In the face of evidence, the UK and US continue to deny systematic human rights abuses are occurring in the Lower Omo as thousands are displaced for an irrigation scheme.
The US-based think tank, the Oakland Institute, recently accused the UK and US governments of aiding and abetting the eviction of thousands of people from their land in Ethiopia’s Lower Omo Valley.
The accusation was not new – it had been made before by Survival International and Human Rights Watch amongst others. What was new about this report was that it made use of transcripts of interviews conducted by officials from the UK Department for International Development (DfID) and the US Agency for International Development (USAID), during a field visit to the lower Omo in January 2012.

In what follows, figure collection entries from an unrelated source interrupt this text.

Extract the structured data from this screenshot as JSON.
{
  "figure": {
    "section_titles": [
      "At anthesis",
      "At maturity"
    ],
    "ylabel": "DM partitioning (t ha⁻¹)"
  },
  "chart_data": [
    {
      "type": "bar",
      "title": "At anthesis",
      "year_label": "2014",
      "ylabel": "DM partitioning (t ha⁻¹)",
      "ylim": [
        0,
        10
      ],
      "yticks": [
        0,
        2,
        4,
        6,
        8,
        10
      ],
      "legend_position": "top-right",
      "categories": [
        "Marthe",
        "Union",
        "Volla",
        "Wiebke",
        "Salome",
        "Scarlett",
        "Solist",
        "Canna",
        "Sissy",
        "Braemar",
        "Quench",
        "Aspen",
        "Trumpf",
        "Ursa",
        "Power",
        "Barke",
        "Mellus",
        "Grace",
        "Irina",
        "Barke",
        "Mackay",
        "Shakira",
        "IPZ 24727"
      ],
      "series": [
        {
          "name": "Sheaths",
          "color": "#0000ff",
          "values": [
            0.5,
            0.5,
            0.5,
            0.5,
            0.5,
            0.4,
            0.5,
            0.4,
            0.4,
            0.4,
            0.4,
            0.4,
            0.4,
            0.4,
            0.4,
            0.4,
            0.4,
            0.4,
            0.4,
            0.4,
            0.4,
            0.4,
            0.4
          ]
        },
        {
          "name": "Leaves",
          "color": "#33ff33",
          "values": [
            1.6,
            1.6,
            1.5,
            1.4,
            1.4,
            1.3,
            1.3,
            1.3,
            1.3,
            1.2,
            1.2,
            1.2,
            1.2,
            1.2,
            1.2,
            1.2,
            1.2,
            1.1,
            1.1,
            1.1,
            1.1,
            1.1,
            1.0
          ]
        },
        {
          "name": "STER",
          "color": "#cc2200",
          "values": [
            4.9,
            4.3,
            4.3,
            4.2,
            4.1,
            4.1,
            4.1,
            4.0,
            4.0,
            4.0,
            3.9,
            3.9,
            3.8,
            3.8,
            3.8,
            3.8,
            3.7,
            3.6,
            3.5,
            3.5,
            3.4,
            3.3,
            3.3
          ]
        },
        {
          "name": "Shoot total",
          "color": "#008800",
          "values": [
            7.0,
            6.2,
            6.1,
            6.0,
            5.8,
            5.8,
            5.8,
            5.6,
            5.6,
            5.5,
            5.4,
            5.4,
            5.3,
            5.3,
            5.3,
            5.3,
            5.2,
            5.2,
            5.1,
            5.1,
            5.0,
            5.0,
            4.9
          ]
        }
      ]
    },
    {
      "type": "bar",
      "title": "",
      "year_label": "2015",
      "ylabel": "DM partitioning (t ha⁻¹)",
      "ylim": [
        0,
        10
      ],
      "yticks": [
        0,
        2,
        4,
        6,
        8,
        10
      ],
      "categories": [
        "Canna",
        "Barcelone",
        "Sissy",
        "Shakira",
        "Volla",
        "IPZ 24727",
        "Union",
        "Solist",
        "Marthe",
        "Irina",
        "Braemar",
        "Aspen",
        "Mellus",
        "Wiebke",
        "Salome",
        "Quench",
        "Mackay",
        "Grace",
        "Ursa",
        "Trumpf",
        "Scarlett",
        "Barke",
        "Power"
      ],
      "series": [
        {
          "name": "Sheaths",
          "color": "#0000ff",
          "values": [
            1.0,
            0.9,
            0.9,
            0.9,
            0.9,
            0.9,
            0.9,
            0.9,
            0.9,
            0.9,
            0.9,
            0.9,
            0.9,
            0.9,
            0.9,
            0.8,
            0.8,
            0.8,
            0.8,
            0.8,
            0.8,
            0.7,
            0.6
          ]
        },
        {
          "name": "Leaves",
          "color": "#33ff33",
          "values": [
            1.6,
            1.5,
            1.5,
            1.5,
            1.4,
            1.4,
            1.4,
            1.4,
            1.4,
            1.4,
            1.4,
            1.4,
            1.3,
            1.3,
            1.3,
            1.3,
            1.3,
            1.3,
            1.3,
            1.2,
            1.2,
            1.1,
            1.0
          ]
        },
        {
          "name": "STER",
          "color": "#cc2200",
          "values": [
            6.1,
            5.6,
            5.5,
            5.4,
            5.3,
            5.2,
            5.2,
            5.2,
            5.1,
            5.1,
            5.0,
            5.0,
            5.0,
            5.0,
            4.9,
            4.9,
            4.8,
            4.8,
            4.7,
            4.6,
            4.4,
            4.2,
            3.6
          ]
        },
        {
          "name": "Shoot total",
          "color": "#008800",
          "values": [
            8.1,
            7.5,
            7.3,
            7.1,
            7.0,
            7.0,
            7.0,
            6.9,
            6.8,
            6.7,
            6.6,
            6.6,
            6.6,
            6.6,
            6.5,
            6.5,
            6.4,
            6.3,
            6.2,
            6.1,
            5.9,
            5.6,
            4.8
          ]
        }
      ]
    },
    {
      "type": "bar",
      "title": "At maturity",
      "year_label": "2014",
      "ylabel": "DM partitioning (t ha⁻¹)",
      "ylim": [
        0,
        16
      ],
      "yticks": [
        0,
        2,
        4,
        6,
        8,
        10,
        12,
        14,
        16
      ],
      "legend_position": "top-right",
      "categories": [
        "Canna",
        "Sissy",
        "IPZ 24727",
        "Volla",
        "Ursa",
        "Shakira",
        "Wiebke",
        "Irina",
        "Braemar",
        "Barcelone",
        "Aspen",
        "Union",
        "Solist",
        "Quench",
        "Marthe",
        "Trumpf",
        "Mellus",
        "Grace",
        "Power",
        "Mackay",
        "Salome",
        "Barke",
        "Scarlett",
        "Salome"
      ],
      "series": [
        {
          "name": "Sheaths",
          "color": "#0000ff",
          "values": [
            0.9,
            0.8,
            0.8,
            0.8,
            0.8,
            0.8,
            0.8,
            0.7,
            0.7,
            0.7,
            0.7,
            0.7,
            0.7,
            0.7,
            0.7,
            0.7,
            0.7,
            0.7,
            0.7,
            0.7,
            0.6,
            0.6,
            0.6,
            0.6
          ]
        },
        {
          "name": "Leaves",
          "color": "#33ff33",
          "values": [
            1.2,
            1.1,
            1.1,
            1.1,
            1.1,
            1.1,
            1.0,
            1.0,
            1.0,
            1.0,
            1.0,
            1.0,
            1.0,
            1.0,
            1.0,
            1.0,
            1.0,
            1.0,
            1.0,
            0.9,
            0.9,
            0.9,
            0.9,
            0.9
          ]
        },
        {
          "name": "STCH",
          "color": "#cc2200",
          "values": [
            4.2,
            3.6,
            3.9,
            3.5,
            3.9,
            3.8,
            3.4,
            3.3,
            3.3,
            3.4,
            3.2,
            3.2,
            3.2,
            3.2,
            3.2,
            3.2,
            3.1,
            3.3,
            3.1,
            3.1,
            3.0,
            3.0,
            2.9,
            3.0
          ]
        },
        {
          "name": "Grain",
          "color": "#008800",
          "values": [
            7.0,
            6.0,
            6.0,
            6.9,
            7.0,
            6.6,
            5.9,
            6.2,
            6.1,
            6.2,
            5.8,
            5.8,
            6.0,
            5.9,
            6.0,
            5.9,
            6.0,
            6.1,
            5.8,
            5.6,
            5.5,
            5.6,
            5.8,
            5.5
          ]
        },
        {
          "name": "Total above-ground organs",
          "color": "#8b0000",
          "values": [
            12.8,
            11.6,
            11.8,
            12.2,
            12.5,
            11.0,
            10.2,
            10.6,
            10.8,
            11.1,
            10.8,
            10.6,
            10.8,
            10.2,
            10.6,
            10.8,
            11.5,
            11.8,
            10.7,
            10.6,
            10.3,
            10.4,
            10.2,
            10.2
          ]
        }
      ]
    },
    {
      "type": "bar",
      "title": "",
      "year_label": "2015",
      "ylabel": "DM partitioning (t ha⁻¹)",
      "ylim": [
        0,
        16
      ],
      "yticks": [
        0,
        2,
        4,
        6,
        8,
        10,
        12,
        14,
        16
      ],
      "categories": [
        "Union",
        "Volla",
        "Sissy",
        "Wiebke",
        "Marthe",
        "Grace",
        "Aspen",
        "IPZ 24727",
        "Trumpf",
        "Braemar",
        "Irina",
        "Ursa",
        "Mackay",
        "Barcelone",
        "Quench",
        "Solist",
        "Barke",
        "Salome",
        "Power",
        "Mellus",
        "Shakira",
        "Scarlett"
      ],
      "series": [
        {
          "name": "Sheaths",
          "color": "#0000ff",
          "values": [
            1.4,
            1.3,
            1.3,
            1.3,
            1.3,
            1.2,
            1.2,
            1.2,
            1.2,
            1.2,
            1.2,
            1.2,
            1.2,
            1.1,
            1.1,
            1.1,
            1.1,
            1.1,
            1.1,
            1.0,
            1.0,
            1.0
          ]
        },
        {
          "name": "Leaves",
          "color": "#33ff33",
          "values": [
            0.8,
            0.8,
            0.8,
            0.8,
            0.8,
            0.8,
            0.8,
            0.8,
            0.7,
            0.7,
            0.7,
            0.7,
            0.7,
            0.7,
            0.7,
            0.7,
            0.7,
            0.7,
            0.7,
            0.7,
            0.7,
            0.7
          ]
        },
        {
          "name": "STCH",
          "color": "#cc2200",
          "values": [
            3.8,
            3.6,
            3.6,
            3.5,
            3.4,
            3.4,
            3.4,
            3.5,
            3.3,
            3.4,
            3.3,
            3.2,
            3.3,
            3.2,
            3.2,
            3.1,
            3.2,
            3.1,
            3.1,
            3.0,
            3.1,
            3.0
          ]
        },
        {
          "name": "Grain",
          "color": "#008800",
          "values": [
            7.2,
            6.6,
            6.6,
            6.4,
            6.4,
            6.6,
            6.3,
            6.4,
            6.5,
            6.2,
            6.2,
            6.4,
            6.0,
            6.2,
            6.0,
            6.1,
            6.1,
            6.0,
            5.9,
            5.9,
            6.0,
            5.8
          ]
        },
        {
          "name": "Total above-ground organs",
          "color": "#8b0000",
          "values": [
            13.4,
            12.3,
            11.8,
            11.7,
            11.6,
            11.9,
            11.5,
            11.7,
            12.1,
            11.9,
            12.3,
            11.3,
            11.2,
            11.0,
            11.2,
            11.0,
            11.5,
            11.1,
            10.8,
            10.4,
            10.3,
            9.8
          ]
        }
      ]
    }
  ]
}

The interviews were recorded by the report’s author, Will Hurd, who accompanied the officials and acted as their interpreter. The recordings contain vivid first-hand accounts of the abuses suffered by local people at the hands of the government, the police and the army.
Hurd, an American human rights activist who speaks one of the local languages, decided to release the recordings to journalists when both agencies claimed publicly, months after their visit, that they had found no evidence of the ‘systematic’ abuse of human rights. Having spent 40 years working as an anthropologist in the area myself, I am confident of the accuracy and authenticity of the report and of the interviews on which it is based.
The abuses being carried out by the Ethiopian government in the Lower Omo are incontrovertible. Thousands of agro-pastoralists are being evicted by government fiat and without compensation from their most valuable agricultural land along the banks of the Omo in order to make way for large-scale commercial irrigation schemes. By far the largest of these schemes is being set up by the state-owned Ethiopian Sugar Corporation. The evictions are being accompanied by a resettlement or ‘villagisation’ programme which, although described by administrators as ‘voluntary’, is forced in the sense that those affected have no reasonable alternative but to comply.